Sunday, June 06, 2010

Mary Oliver, Halfway Through

I'm nearly done with Oliver's New and Selected Poems, Volume One. For me, it's a lot of lyric poetry to read at once. I was impressed, and a little horrified, when Dave Bonta undertook to read and review a poetry book every day this April. A little like someone vowing to eat three cheesecakes at a sitting. But I've gone along reading probably five to fifteen poems per day without bursting my poetry stomach.

I've started memorizing my favorite poem so far, “Some Herons,” but I'm finding it heavy going, with no rhyme and no regular meter to help me. And it makes me a little sad: even if I succeed in nailing this poem, I'll never have much of Oliver in my head, as I have Shakespeare or Blake. She'll always be in her books, indistinct and out of focus unless I have the text in my hands. I don't much miss those tricks of the poetic trade, otherwise, and I understand why modern poets feel that the extra ornamentation is not worth the cost, or even that it's just too frilly and fussy. But to me the consummation of love affairs with poets has always been memorizing their work. With Oliver, with most of the moderns, it's just not going to happen, not much.

Oh, she irritates me occasionally. I get tired of her consternation that animals prey on each other, and also of the “animals are so innocent and egoless and I wish I was like them!” poem, which appears in a variety of forms. The animals I know best -- dogs, cats, and crows -- are not at all free from ego, worry, or social anxiety. I've seen them get their dignity offended, try to impress their peers, harbor resentment. But I'm not surprised that Oliver romanticizes them this way, because if she has a weakness, it's that she stands on her dignity and innocence. She's not willing to do much clowning, and when she does confess, she confesses to things such as not giving as much money to a beggar as maybe she should have. C'mon, Mary. Do you never eat too much ice cream, covet pretty undies, watch trash television? Maybe not: but taking on the sins and absurdities of your people is actually part of the job description of a poet. It's not a part she does very well.
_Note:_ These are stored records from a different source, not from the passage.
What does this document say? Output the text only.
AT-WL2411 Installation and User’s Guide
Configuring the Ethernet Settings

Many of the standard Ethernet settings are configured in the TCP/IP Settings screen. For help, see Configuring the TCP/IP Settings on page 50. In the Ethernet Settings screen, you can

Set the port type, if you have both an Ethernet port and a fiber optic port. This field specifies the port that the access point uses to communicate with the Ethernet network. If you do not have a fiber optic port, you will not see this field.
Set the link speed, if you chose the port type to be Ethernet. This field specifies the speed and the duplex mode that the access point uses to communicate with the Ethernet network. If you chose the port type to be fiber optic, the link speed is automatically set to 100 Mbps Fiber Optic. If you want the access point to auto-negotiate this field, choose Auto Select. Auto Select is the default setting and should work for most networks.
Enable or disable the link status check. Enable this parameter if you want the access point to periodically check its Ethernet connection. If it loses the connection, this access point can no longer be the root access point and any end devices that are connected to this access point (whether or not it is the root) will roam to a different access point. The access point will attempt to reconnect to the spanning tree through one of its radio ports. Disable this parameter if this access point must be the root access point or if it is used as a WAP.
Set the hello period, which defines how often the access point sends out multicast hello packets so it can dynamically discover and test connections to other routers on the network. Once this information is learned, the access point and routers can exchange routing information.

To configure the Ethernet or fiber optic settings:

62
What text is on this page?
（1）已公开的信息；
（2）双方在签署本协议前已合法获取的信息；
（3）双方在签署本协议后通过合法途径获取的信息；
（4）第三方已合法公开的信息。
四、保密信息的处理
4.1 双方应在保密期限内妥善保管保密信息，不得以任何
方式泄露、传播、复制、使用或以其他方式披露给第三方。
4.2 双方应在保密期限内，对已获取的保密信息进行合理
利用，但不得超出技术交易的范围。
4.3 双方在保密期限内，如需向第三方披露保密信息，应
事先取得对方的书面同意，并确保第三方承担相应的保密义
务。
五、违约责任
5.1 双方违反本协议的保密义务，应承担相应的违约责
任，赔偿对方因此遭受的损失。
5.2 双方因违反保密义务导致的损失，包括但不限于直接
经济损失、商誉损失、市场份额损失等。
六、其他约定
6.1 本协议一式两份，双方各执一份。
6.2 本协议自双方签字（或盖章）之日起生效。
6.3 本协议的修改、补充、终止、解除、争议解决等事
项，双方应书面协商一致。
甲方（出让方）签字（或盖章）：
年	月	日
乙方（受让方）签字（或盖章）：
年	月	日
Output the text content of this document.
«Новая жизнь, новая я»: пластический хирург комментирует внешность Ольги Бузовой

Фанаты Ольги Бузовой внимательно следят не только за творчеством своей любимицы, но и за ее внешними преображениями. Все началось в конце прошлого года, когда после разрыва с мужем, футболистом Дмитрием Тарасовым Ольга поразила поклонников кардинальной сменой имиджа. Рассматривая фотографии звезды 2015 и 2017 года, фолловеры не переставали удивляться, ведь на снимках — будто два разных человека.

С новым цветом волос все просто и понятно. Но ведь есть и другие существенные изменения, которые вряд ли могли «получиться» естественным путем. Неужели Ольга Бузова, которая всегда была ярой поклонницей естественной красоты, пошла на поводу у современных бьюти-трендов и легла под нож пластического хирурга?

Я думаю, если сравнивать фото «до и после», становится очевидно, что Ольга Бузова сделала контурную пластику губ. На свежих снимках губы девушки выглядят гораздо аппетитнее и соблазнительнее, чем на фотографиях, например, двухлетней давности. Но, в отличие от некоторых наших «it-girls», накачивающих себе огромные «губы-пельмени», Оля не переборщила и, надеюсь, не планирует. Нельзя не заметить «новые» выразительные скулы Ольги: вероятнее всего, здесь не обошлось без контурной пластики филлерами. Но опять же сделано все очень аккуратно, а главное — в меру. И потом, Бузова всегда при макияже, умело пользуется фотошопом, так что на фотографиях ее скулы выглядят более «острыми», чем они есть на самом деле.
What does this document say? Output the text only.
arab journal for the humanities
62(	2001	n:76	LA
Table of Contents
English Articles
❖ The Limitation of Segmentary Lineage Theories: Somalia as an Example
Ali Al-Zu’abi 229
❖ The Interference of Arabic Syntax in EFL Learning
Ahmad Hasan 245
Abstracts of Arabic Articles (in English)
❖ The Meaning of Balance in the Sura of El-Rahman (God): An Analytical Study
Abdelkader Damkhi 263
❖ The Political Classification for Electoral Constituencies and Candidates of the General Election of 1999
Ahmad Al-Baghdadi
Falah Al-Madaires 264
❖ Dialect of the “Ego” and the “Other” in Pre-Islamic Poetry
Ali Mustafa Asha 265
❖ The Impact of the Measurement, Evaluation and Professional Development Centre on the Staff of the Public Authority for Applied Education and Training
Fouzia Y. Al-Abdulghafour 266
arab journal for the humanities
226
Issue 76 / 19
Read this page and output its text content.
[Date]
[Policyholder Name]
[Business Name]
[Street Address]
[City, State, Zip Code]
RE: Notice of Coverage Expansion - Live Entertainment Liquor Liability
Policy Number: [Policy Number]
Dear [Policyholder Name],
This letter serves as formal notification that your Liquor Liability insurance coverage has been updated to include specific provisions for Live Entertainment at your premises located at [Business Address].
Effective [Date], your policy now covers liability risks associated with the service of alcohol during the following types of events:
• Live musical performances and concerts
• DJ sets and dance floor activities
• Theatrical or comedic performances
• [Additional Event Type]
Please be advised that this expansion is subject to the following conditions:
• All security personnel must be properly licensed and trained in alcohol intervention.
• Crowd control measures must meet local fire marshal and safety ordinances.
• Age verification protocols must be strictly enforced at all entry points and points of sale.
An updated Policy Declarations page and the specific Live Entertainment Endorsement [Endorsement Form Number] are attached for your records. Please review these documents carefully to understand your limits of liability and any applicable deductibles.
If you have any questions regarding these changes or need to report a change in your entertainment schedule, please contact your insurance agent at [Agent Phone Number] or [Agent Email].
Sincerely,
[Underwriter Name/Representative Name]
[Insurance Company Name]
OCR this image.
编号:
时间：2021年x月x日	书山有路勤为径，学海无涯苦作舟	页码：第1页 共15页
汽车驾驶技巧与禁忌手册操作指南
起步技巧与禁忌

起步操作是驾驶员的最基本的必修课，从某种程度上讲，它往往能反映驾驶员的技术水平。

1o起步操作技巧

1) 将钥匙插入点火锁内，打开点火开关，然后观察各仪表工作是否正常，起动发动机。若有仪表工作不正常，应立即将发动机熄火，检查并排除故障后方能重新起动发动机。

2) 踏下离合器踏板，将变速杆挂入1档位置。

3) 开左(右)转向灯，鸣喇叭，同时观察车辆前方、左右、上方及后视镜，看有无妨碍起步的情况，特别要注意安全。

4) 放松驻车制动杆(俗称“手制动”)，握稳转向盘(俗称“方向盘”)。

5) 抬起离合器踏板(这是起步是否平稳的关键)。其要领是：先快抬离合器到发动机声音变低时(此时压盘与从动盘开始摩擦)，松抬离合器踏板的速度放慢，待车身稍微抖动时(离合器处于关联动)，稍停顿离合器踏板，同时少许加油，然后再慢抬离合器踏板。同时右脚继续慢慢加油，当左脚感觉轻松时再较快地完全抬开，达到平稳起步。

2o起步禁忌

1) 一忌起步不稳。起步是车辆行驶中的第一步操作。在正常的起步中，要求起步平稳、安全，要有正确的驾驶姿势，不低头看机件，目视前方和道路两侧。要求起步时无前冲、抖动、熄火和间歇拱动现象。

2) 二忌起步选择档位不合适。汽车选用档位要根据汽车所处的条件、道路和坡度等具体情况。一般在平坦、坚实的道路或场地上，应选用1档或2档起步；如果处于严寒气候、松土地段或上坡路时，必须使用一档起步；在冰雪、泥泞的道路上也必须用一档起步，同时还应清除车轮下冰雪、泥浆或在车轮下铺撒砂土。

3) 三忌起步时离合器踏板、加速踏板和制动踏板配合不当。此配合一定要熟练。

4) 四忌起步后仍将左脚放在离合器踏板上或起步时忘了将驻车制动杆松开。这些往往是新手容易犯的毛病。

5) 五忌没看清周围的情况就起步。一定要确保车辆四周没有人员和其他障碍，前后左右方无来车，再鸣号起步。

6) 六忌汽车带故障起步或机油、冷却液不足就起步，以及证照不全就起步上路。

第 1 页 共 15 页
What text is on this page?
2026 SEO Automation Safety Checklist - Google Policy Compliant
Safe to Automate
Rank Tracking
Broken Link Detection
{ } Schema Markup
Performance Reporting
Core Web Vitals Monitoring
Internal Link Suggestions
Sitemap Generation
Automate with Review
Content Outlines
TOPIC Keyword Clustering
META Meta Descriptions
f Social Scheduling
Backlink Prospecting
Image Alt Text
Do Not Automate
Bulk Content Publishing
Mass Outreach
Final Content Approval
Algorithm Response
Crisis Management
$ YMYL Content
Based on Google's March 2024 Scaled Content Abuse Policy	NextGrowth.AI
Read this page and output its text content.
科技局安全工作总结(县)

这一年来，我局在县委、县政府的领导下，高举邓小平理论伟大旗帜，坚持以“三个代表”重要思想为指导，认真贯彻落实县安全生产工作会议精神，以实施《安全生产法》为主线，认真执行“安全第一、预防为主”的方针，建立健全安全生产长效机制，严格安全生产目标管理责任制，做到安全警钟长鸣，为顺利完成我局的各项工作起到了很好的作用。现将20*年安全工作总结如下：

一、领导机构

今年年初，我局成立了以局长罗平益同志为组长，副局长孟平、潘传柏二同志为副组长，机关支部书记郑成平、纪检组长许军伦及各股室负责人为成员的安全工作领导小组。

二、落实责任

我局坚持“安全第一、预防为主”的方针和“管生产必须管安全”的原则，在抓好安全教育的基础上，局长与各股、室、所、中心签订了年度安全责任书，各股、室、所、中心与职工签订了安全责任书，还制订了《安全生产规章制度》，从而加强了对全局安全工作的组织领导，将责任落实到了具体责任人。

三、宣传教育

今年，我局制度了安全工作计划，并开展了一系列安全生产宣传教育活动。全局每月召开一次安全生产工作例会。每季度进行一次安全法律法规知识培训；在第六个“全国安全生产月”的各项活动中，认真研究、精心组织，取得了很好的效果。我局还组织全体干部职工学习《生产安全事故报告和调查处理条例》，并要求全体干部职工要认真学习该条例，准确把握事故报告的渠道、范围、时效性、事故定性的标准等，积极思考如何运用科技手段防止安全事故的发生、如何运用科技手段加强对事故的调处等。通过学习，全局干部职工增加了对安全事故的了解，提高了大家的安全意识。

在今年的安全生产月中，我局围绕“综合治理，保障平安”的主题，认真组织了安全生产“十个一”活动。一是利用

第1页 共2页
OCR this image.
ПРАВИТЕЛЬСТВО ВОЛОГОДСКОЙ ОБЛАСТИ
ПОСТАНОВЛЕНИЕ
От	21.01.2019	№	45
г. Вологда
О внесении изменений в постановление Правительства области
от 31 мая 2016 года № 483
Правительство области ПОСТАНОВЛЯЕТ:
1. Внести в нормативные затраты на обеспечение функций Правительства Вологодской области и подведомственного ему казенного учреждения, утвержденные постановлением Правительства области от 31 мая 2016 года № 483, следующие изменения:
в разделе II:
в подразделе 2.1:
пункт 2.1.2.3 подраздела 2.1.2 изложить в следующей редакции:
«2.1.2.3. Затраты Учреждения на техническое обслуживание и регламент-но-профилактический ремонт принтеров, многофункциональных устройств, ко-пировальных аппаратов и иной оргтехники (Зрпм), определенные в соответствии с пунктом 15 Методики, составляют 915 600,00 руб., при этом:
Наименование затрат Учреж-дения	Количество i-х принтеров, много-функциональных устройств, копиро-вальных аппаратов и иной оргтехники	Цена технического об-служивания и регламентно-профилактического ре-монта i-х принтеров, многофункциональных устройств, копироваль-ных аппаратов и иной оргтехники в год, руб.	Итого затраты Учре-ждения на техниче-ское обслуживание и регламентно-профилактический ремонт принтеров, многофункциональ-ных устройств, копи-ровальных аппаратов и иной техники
But. Her sense of beauty is intense. The herons' swamp:

The water
was the kind of dark silk

that has silver lines
shot through it
when it is touched by the wind

or is splashed upward
in a small, quick flower
by the life beneath it.


And even if she's unwilling to clown, she's by no means humorless. The first heron in the swamp is

an old Chinese poet,
hunched in the white gown of his wings


And the second to arrive is a “a blue preacher”:

The preacher
made his difficult landing,
his skirts up around his knees


If you know herons, their solemnity and stiffness, their odd combination of grace and gawkiness, you have to laugh at this accuracy. Oliver's eye is perfect. She misses nothing, glosses nothing over.

She's most famous, I guess, for her sententious poems, such as “Some Questions You Might Ask,” in which she fails to understand why only human beings are supposed to have souls -- the face of the moose is as sad / as the face of Jesus, she says, and why should I have it and not the anteater / who loves her children? I like those, but the ones I've enjoyed most have been pure description, or ones where the lesson, if any, is oblique – say “Rice,” in which she implores the reader, for reasons obscure but to me compelling, to go far away from the white tablecloth and lift a handful of wet mud; or “Crows”:

wherever you arrive
they'll be there first,

glossy and rowdy
and indistinguishable.
The deep muscle of the world.


Of course, I have twenty more years of her poetry to read, and I will not be surprised if she surprises me. But I'm not sure if I'm going to go straight on to that, or hop over to another poet for a bit. Probably hop. Maybe Elizabeth Bishop is next?